I have been thinking a bit about the comments I received on the "whips" blog below. A couple of people commented that they agree with my post, but do not use whips/spurs on a daily basis because they do not need them. (Please read the comments--they are very good and very thoughtful) I see where they are coming from, but today, when i was riding my horse, I had kind of a lightbulb moment...not exactly the kind where you think "AHA! That is how it is done! or I feel it now! or I understand that point of theory now!" But a combination of all of that. When I was trying to explain why and how I use the whip/spurs in the post, I was clear in the explanation, but now I know it didn't go far enough into the theory behind the why and how (here is another level).

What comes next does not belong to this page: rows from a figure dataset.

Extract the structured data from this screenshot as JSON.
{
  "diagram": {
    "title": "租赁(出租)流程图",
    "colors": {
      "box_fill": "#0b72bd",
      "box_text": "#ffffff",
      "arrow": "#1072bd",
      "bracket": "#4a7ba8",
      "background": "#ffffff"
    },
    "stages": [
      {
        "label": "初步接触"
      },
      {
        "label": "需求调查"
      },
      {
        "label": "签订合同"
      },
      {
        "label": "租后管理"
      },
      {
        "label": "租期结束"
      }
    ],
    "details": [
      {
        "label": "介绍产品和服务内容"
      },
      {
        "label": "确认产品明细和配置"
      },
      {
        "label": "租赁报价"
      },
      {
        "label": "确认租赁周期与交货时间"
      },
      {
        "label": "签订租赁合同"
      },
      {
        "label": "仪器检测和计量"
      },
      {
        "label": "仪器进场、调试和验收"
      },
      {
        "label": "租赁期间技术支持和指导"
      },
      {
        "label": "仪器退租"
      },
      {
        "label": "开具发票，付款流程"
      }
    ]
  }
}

My horse is very responsive to my leg, but he is not explosive. That is a good thing because I DON'T want him explosive. I WANT him relaxed when I put my leg on him. I want his reaction to build smoothly and fairly quickly, but I don't want it to be "over-the-top", because that is always the result of tension. The whip (and/or spur) are used to indicate to him to shift to the "next gear" when he reaches the "RPMs" maximum of my leg aid....does that make sense? I don't WANT him to go into overdrive the second I put my leg on him...I want him to shift smoothly and effortlessly up and down--and for the record, horse gears don't necessarily mean just faster/slower, as we know. The whip and/or spur aids give me more adjustability in my horse. It brings the communication to an even higher level. That, in theory, is why spurs are mandatory at the FEI levels. I only wish that everyone learned, knew and practiced the CORRECT use of all the aids, natural and auxillary.